The researchers found that teens who ate breakfast regularly had a lower percentage of total calories from saturated fat and ate more fiber and carbohydrates than those who skipped breakfast. In addition, regular breakfast eaters seemed more physically active than breakfast skippers. It is thought that eating breakfast regularly reduces the likelihood that a person will overeat later in the day.
- Encourage eating at home versus eating out
Eating at home is helpful because home cooked meals tend to be lower in calories. On average, a person who eats a meal at home will consume about 30% fewer calories. In addition, food prepared at home is healthier. We eat fewer calories when we cook at home. And when restaurant dishes and home cooked meals are compared on a per-calorie basis, home cooked meals are healthier.
- Don’t keep junk food in the house
- Unhealthy snacks tend to be higher in calories. In addition, when they are easily accessible people tend to eat larger portion sizes. Try to keep healthier snacks in your home such as fruits or snackable veggies. Another option would be to purchase snacks with lower calorie content. Popcorn is an excellent option as it tends to be lower in calories.
- Encourage your teen to be more physically active. Make it a family affair.

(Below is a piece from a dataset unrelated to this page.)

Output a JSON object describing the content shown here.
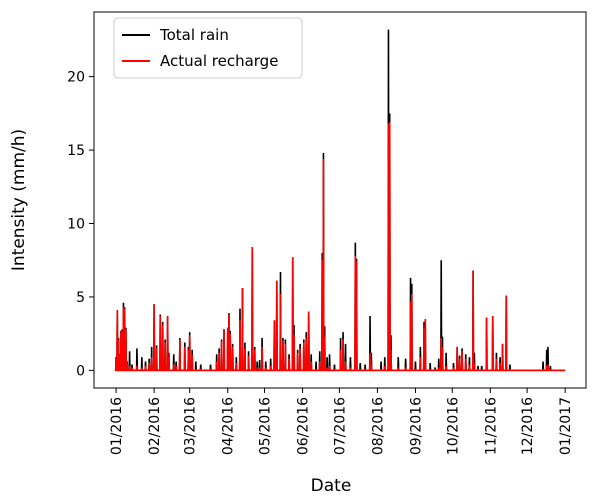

Many studies show that teens are more sedentary that ever before. This is primarily because a lot of the activities that young people participate in don’t require them to move. Encouraging your teen to do outdoor activities or participate in organized sporting activities can help shed those unwanted pounds.
Hopefully these tips will help you in fighting the battle of the bulge!! Remember our young people are worth the fight. Even if they don’t want to make the changes they need to.